Additionally, a reporting entity is not required to solicit a Social Security number from an individual whose coverage is terminated.  Thus, if a family member had coverage under an employer’s self-funded plan from January 1 – July 31, 2015 but the employer did not obtain the individual’s Social Security number before the end of July, the employer can report the individual’s date of birth on the 1095-B or 1095-C, and the employer will not be subject to a penalty.

Next Steps for Employers

  • If you have a self-funded plan on which you are subject to information reporting requirements and you have not yet requested Social Security numbers from all individuals enrolled in the plan, you should do so immediately or with your open enrollment after September 17, 2015. You should already have employees’ Social Security numbers, so you should just have to request those from enrolled spouses and dependents. You do not have to report Social Security numbers of family members who are not enrolled in the plan.
  • If you have already made an initial request for Social Security numbers from all individuals enrolled in the plan, you must send a second request within a “reasonable time thereafter” to those who have not yet provided the information.  Depending on when you sent the initial request, this may be before the end of 2015, in January 2016, or some later date in 2016.
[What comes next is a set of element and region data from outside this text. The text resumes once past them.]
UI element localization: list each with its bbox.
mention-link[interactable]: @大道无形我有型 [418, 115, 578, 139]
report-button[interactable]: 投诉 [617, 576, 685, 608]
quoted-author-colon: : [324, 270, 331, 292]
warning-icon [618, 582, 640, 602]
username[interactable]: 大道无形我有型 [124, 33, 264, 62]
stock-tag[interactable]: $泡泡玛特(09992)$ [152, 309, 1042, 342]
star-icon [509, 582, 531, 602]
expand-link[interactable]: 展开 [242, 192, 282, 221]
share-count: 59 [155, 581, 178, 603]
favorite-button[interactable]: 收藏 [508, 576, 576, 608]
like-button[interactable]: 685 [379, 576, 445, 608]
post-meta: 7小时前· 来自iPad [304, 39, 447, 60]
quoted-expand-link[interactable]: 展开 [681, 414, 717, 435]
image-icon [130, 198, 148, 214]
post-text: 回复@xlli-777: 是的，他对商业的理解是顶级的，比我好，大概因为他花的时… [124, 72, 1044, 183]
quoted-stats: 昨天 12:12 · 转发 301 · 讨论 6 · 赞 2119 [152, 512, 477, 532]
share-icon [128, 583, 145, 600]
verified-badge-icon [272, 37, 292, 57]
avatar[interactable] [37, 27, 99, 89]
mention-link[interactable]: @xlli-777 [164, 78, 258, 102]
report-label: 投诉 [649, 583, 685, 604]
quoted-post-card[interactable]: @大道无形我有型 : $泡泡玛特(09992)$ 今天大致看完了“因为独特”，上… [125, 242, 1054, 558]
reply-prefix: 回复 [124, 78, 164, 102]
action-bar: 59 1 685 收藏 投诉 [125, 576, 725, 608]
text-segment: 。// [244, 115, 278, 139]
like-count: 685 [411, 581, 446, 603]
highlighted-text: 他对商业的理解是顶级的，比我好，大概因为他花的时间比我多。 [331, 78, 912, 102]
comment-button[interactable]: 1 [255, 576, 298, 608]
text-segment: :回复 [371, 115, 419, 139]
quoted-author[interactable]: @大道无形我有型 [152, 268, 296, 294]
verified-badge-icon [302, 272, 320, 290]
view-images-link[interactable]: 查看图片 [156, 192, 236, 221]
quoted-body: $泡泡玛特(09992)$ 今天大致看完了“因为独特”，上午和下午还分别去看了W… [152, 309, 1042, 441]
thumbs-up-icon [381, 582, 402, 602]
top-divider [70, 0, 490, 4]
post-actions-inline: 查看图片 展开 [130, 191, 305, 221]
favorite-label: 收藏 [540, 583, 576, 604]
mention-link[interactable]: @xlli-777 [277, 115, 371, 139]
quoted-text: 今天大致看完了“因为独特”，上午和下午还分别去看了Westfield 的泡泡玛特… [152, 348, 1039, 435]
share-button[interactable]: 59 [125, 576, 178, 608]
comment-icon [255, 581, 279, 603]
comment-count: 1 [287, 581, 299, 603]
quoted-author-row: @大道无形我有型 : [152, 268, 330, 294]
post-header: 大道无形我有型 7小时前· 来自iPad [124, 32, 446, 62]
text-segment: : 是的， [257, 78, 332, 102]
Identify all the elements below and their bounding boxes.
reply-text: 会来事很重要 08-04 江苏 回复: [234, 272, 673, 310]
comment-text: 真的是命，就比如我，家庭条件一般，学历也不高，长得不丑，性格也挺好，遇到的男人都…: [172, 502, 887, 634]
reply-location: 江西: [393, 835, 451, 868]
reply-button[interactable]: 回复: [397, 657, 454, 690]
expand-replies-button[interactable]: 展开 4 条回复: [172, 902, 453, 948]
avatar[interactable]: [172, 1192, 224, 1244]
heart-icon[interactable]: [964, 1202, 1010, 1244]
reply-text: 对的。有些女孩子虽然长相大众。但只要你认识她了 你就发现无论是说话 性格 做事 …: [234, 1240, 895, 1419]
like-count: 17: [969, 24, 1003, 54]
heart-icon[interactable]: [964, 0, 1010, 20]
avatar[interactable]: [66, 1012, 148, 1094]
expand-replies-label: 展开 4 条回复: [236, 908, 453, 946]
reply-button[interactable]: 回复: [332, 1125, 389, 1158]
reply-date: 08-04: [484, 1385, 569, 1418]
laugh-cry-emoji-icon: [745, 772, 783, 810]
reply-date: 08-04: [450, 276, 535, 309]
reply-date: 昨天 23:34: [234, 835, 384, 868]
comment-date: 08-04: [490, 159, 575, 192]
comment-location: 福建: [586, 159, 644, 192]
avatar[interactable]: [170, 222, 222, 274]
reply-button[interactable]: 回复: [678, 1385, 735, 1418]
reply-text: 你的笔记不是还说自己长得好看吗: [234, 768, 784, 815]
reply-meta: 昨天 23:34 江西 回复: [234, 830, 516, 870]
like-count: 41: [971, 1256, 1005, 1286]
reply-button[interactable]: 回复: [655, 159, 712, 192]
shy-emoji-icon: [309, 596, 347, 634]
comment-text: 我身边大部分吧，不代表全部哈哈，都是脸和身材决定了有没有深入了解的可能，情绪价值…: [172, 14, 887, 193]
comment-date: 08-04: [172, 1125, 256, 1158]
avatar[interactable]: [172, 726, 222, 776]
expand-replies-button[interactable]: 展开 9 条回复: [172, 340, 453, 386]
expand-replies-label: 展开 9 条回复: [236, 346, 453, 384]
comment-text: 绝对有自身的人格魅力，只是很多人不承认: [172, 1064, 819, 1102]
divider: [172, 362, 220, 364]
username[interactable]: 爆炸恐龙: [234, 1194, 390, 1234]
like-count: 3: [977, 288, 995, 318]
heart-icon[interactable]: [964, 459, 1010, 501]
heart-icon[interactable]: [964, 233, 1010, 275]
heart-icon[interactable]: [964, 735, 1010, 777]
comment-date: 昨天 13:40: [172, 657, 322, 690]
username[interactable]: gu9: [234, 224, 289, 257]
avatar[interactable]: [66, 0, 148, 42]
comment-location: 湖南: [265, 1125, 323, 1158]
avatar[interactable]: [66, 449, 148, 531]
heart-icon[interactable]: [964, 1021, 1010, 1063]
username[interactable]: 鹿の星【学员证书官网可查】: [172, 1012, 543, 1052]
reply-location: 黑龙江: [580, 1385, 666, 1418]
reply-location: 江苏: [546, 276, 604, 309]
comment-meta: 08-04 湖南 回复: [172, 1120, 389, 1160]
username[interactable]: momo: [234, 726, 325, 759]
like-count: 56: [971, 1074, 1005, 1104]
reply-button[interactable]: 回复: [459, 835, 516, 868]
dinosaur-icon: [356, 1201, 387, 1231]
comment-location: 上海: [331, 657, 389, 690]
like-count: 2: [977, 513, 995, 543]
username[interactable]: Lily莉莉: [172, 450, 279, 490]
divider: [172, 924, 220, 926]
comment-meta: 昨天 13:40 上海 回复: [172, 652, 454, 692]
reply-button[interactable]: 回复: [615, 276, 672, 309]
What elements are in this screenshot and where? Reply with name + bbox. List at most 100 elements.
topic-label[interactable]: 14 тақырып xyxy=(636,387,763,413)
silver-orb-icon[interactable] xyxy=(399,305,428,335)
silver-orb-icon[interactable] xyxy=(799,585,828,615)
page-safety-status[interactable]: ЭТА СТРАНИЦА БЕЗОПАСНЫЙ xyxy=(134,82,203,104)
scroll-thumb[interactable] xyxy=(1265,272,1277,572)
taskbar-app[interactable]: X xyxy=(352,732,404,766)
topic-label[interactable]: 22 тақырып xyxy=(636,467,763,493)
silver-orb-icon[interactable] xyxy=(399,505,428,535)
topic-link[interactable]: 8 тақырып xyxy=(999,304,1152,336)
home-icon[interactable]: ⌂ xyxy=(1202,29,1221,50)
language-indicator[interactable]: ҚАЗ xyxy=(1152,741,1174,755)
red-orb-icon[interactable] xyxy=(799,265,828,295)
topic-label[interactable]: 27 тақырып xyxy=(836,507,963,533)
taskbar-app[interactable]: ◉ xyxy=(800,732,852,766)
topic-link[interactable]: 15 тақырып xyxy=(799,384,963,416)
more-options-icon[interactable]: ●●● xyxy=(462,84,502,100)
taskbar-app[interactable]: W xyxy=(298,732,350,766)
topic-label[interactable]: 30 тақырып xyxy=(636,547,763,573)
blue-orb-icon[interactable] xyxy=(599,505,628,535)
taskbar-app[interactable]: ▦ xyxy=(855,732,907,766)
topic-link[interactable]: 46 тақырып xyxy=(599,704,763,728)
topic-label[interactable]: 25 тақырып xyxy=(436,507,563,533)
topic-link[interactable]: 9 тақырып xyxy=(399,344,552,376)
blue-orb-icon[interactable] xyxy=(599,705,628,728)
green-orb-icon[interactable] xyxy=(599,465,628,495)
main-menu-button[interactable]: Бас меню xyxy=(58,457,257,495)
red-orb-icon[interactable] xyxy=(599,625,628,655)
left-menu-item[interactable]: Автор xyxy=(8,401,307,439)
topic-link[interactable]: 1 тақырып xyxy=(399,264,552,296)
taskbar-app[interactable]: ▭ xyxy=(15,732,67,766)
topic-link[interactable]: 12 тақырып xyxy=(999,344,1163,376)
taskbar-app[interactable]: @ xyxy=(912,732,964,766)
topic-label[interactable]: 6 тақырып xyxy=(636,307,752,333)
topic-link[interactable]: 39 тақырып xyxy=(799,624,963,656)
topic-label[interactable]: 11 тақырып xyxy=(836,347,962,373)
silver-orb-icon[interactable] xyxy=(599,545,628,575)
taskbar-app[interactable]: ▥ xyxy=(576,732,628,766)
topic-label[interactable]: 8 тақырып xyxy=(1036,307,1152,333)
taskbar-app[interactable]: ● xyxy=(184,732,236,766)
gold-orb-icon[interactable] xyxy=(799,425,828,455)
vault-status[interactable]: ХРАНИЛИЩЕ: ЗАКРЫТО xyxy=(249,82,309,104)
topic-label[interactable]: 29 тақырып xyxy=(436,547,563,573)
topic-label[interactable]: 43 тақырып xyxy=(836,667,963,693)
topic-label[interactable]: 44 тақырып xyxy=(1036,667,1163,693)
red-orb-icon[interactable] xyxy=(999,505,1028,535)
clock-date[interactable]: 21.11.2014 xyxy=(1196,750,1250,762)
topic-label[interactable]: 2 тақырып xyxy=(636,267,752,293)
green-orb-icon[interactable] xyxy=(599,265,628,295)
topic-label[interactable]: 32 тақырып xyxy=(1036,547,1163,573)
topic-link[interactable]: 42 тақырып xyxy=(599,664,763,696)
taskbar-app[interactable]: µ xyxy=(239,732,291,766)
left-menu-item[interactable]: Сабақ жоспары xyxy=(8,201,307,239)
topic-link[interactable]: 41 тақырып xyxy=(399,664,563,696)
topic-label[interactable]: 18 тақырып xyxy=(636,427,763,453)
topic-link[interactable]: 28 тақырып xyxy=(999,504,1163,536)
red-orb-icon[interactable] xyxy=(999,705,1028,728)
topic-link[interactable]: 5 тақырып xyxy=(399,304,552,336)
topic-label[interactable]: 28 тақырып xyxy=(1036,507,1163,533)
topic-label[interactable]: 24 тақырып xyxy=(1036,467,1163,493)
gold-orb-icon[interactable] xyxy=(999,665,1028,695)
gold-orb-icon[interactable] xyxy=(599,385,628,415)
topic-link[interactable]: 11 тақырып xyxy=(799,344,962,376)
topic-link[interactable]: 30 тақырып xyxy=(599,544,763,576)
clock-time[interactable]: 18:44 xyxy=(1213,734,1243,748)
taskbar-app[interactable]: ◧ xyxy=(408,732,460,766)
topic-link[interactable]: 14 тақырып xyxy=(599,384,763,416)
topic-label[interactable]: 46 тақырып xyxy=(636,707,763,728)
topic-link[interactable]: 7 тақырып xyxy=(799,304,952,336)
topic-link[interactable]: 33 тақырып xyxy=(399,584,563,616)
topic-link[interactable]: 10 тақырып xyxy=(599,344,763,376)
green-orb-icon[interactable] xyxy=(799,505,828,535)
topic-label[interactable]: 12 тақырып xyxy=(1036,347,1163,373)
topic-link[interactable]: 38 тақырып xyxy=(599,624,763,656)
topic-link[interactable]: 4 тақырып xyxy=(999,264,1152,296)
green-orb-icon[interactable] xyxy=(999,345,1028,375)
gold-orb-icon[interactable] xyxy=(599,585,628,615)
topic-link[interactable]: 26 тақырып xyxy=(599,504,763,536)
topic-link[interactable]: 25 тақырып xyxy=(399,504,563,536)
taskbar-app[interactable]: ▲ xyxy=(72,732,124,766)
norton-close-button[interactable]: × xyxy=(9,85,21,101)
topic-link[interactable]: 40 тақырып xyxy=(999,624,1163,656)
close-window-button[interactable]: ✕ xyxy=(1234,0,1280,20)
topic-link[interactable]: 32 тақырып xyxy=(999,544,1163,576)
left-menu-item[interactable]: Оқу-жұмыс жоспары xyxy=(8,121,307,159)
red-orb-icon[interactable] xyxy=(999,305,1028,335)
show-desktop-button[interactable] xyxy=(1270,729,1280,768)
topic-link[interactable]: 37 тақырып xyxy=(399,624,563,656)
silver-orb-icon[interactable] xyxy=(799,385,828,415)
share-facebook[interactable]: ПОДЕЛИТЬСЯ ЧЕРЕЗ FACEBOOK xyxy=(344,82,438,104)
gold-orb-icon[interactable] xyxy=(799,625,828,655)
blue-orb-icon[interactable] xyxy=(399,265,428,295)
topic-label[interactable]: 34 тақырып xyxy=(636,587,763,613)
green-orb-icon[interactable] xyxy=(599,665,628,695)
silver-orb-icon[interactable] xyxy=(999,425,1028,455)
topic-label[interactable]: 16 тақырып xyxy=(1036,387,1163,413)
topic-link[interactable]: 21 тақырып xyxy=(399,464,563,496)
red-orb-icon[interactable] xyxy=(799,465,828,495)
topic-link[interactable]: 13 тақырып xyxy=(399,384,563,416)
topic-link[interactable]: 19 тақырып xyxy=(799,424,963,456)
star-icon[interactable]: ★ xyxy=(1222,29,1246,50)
  • If your initial request for Social Security numbers was in 2015, then by December 31, 2016 you must make a third request for the information to individuals who still did not provide the information after your first or second request.
  • If you want to submit comments to the IRS on this subject, written comments are due on or before November 16, 2015, and may be submitted electronically to Notice.Comments@irscounsel.treas.gov. Please include “Notice 2015-68” in the subject line of any electronic communications. Alternatively, written comments may be mailed to Internal Revenue Service, CC:PA:LPD:PR (Notice 2015-68), Room 5203, P.O. Box 7604, Ben Franklin Station, Washington, DC 20044.